Nunca se planteó devolver el dinero robado, me aseguró, ni pensó en ir a las autoridades e informar de lo ocurrido. No era que temiese ser descubierto cuando contara la historia, era, sencillamente, que quería quedarse con el dinero. Este impulso era tan fuerte que ni siquiera se molestó en reflexionar sobre sus actos. Cogió el dinero porque estaba allí, porque en cierto modo sentía que le pertenecía, y eso fue todo. La cuestión del bien y el mal no se le pasó por la cabeza. Había matado a tres hombres a sangre fría y ahora estaba más allá de las sutilezas de tales consideraciones. Además, dudaba que hubiera mucha gente que llorase la pérdida de los hermanos Gresham. Habían desaparecido y el mundo no tardaría mucho en acostumbrarse a su ausencia. El mundo se acostumbraría, lo mismo que se había acostumbrado a vivir sin Julian Barber.

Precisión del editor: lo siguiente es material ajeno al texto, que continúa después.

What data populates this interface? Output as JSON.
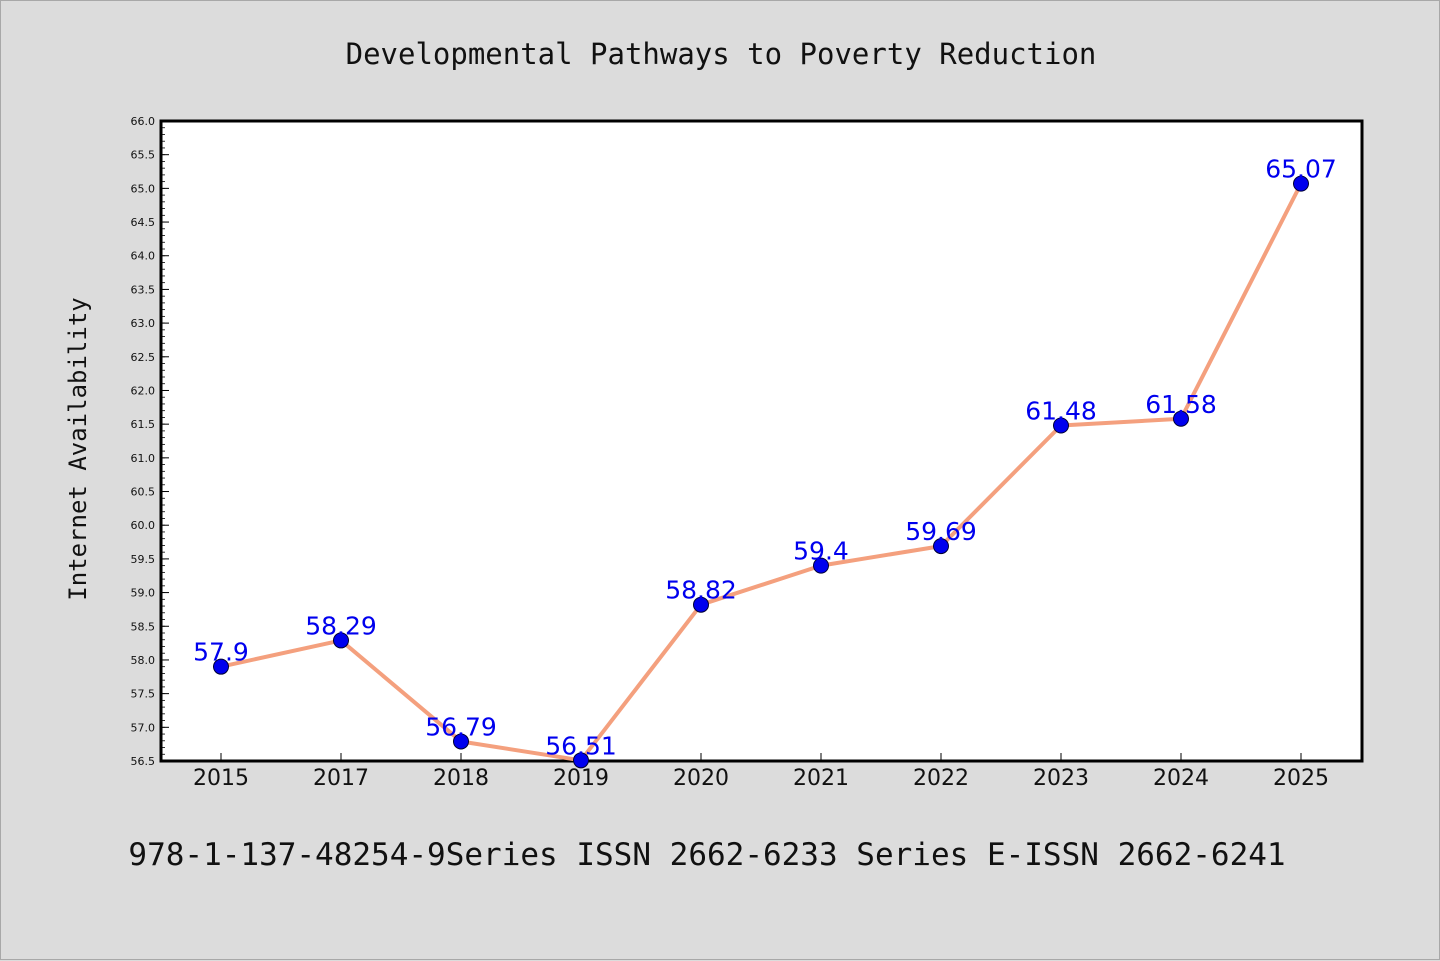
{
  "chart_data": {
    "type": "line",
    "title": "Developmental Pathways to Poverty Reduction",
    "ylabel": "Internet Availability",
    "xlabel": "",
    "categories": [
      "2015",
      "2017",
      "2018",
      "2019",
      "2020",
      "2021",
      "2022",
      "2023",
      "2024",
      "2025"
    ],
    "series": [
      {
        "values": [
          57.9,
          58.29,
          56.79,
          56.51,
          58.82,
          59.4,
          59.69,
          61.48,
          61.58,
          65.07
        ]
      }
    ],
    "data_labels": [
      "57.9",
      "58.29",
      "56.79",
      "56.51",
      "58.82",
      "59.4",
      "59.69",
      "61.48",
      "61.58",
      "65.07"
    ],
    "ylim": [
      56.5,
      66.0
    ],
    "yticks": [
      "56.5",
      "57.0",
      "57.5",
      "58.0",
      "58.5",
      "59.0",
      "59.5",
      "60.0",
      "60.5",
      "61.0",
      "61.5",
      "62.0",
      "62.5",
      "63.0",
      "63.5",
      "64.0",
      "64.5",
      "65.0",
      "65.5",
      "66.0"
    ],
    "grid": false,
    "colors": {
      "line": "#f4a07e",
      "marker": "#0000ee",
      "label": "#0000ee",
      "background": "#dcdcdc",
      "plot_bg": "#ffffff"
    }
  },
  "footer": {
    "text": "978-1-137-48254-9Series ISSN 2662-6233 Series E-ISSN 2662-6241"
  }
}
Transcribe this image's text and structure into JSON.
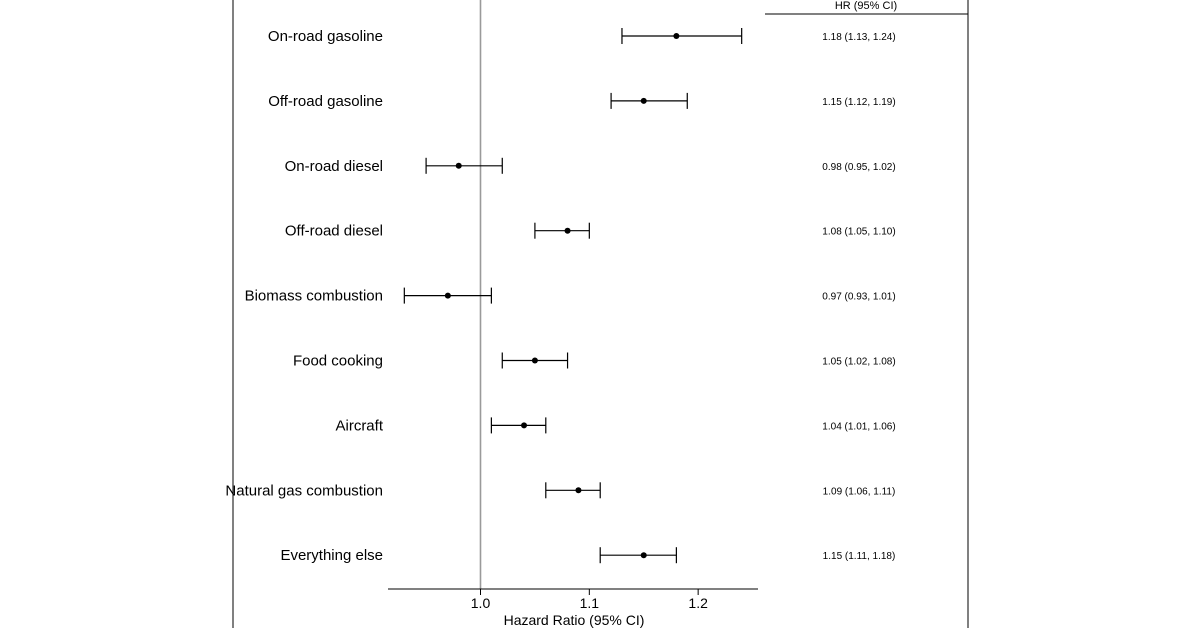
{
  "chart_data": {
    "type": "forest",
    "xlabel": "Hazard Ratio (95% CI)",
    "reference_line": 1.0,
    "xlim": [
      0.915,
      1.255
    ],
    "xticks": [
      {
        "value": 1.0,
        "label": "1.0"
      },
      {
        "value": 1.1,
        "label": "1.1"
      },
      {
        "value": 1.2,
        "label": "1.2"
      }
    ],
    "ci_column_header": "HR (95% CI)",
    "rows": [
      {
        "label": "On-road gasoline",
        "hr": 1.18,
        "lower": 1.13,
        "upper": 1.24,
        "text": "1.18 (1.13, 1.24)"
      },
      {
        "label": "Off-road gasoline",
        "hr": 1.15,
        "lower": 1.12,
        "upper": 1.19,
        "text": "1.15 (1.12, 1.19)"
      },
      {
        "label": "On-road diesel",
        "hr": 0.98,
        "lower": 0.95,
        "upper": 1.02,
        "text": "0.98 (0.95, 1.02)"
      },
      {
        "label": "Off-road diesel",
        "hr": 1.08,
        "lower": 1.05,
        "upper": 1.1,
        "text": "1.08 (1.05, 1.10)"
      },
      {
        "label": "Biomass combustion",
        "hr": 0.97,
        "lower": 0.93,
        "upper": 1.01,
        "text": "0.97 (0.93, 1.01)"
      },
      {
        "label": "Food cooking",
        "hr": 1.05,
        "lower": 1.02,
        "upper": 1.08,
        "text": "1.05 (1.02, 1.08)"
      },
      {
        "label": "Aircraft",
        "hr": 1.04,
        "lower": 1.01,
        "upper": 1.06,
        "text": "1.04 (1.01, 1.06)"
      },
      {
        "label": "Natural gas combustion",
        "hr": 1.09,
        "lower": 1.06,
        "upper": 1.11,
        "text": "1.09 (1.06, 1.11)"
      },
      {
        "label": "Everything else",
        "hr": 1.15,
        "lower": 1.11,
        "upper": 1.18,
        "text": "1.15 (1.11, 1.18)"
      }
    ],
    "colors": {
      "marks": "#000000",
      "reference_line": "#9a9a9a",
      "frame": "#000000"
    }
  }
}
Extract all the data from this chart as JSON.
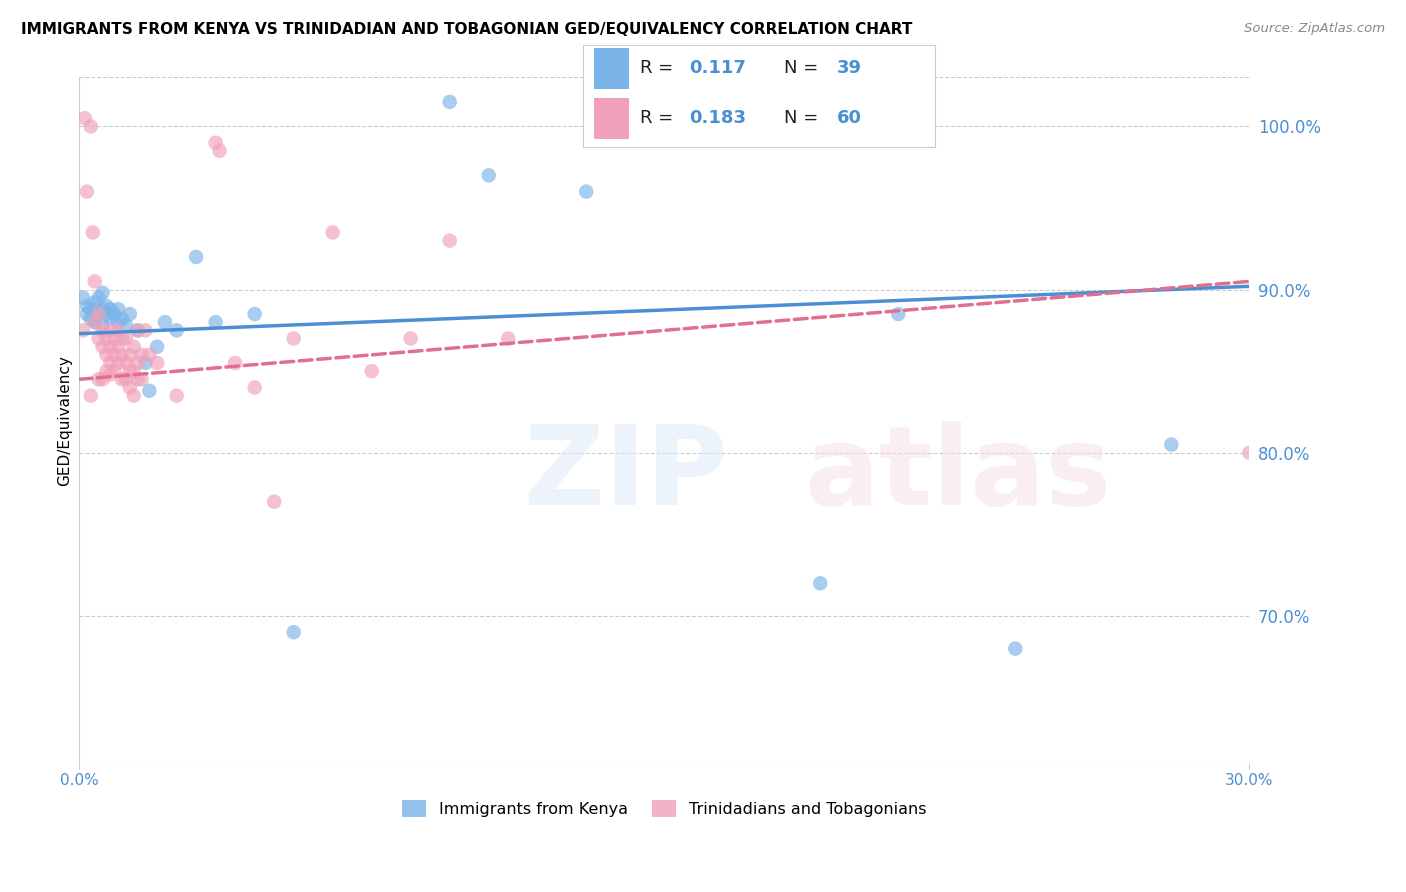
{
  "title": "IMMIGRANTS FROM KENYA VS TRINIDADIAN AND TOBAGONIAN GED/EQUIVALENCY CORRELATION CHART",
  "source": "Source: ZipAtlas.com",
  "ylabel": "GED/Equivalency",
  "ytick_values": [
    70,
    80,
    90,
    100
  ],
  "xlim": [
    0.0,
    30.0
  ],
  "ylim": [
    61.0,
    103.0
  ],
  "legend_label1": "Immigrants from Kenya",
  "legend_label2": "Trinidadians and Tobagonians",
  "R_kenya": 0.117,
  "N_kenya": 39,
  "R_tt": 0.183,
  "N_tt": 60,
  "kenya_color": "#7ab3e8",
  "tt_color": "#f0a0b8",
  "kenya_line_color": "#4a8fd4",
  "tt_line_color": "#e07090",
  "kenya_scatter": [
    [
      0.1,
      89.5
    ],
    [
      0.2,
      89.0
    ],
    [
      0.2,
      88.5
    ],
    [
      0.3,
      88.8
    ],
    [
      0.3,
      88.2
    ],
    [
      0.4,
      89.2
    ],
    [
      0.4,
      88.0
    ],
    [
      0.5,
      89.5
    ],
    [
      0.5,
      88.5
    ],
    [
      0.6,
      89.8
    ],
    [
      0.6,
      88.8
    ],
    [
      0.6,
      87.8
    ],
    [
      0.7,
      89.0
    ],
    [
      0.7,
      88.5
    ],
    [
      0.8,
      88.8
    ],
    [
      0.8,
      88.2
    ],
    [
      0.9,
      88.5
    ],
    [
      1.0,
      88.8
    ],
    [
      1.0,
      88.0
    ],
    [
      1.1,
      88.2
    ],
    [
      1.2,
      87.8
    ],
    [
      1.3,
      88.5
    ],
    [
      1.5,
      87.5
    ],
    [
      1.7,
      85.5
    ],
    [
      1.8,
      83.8
    ],
    [
      2.0,
      86.5
    ],
    [
      2.2,
      88.0
    ],
    [
      2.5,
      87.5
    ],
    [
      3.0,
      92.0
    ],
    [
      3.5,
      88.0
    ],
    [
      4.5,
      88.5
    ],
    [
      5.5,
      69.0
    ],
    [
      9.5,
      101.5
    ],
    [
      10.5,
      97.0
    ],
    [
      13.0,
      96.0
    ],
    [
      19.0,
      72.0
    ],
    [
      21.0,
      88.5
    ],
    [
      24.0,
      68.0
    ],
    [
      28.0,
      80.5
    ]
  ],
  "tt_scatter": [
    [
      0.1,
      87.5
    ],
    [
      0.15,
      100.5
    ],
    [
      0.2,
      96.0
    ],
    [
      0.3,
      83.5
    ],
    [
      0.3,
      100.0
    ],
    [
      0.35,
      93.5
    ],
    [
      0.4,
      88.0
    ],
    [
      0.4,
      90.5
    ],
    [
      0.5,
      87.0
    ],
    [
      0.5,
      84.5
    ],
    [
      0.5,
      88.5
    ],
    [
      0.6,
      87.5
    ],
    [
      0.6,
      86.5
    ],
    [
      0.6,
      84.5
    ],
    [
      0.7,
      87.0
    ],
    [
      0.7,
      86.0
    ],
    [
      0.7,
      85.0
    ],
    [
      0.8,
      87.5
    ],
    [
      0.8,
      86.5
    ],
    [
      0.8,
      85.5
    ],
    [
      0.8,
      84.8
    ],
    [
      0.9,
      87.0
    ],
    [
      0.9,
      86.0
    ],
    [
      0.9,
      85.0
    ],
    [
      1.0,
      87.5
    ],
    [
      1.0,
      86.5
    ],
    [
      1.0,
      85.5
    ],
    [
      1.1,
      87.0
    ],
    [
      1.1,
      86.0
    ],
    [
      1.1,
      84.5
    ],
    [
      1.2,
      87.0
    ],
    [
      1.2,
      85.5
    ],
    [
      1.2,
      84.5
    ],
    [
      1.3,
      86.0
    ],
    [
      1.3,
      85.0
    ],
    [
      1.3,
      84.0
    ],
    [
      1.4,
      86.5
    ],
    [
      1.4,
      85.0
    ],
    [
      1.4,
      83.5
    ],
    [
      1.5,
      87.5
    ],
    [
      1.5,
      85.5
    ],
    [
      1.5,
      84.5
    ],
    [
      1.6,
      86.0
    ],
    [
      1.6,
      84.5
    ],
    [
      1.7,
      87.5
    ],
    [
      1.8,
      86.0
    ],
    [
      2.0,
      85.5
    ],
    [
      2.5,
      83.5
    ],
    [
      3.5,
      99.0
    ],
    [
      3.6,
      98.5
    ],
    [
      4.0,
      85.5
    ],
    [
      4.5,
      84.0
    ],
    [
      5.0,
      77.0
    ],
    [
      5.5,
      87.0
    ],
    [
      6.5,
      93.5
    ],
    [
      7.5,
      85.0
    ],
    [
      8.5,
      87.0
    ],
    [
      9.5,
      93.0
    ],
    [
      11.0,
      87.0
    ],
    [
      30.0,
      80.0
    ]
  ],
  "kenya_trendline": [
    0.0,
    30.0,
    87.3,
    90.2
  ],
  "tt_trendline": [
    0.0,
    30.0,
    84.5,
    90.5
  ]
}
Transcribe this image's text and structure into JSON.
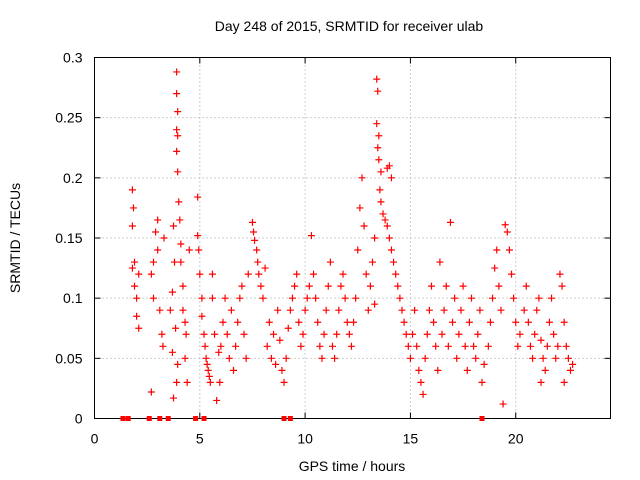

Pasó todo el día siguiente preparándose para partir. Colocó bien los muebles, lavó todas las manchas de sangre que encontró y guardó cuidadosamente sus cuadernos en el armario. Lamentaba tener que despedirse de sus cuadros, pero no le quedaba otro remedio, así que los apiló cuidadosamente a los pies de la cama y de cara a la pared. No tardó más de un par de horas en hacer esto, pero pasó el resto de la mañana y toda la tarde recogiendo piedras y ramas bajo el ardiente sol para tapar la boca de la cueva. Le parecía dudoso que alguna vez volviera allí, pero de todas formas quería que el lugar permaneciese oculto. Era su monumento particular, la tumba en la cual había enterrado su pasado, y cada vez que pensara en ella en el futuro, deseaba saber que todavía estaba exactamente como él la habla dejado. De esa manera continuarla sirviéndole de refugio mental, aunque nunca volviera a poner el pie allí.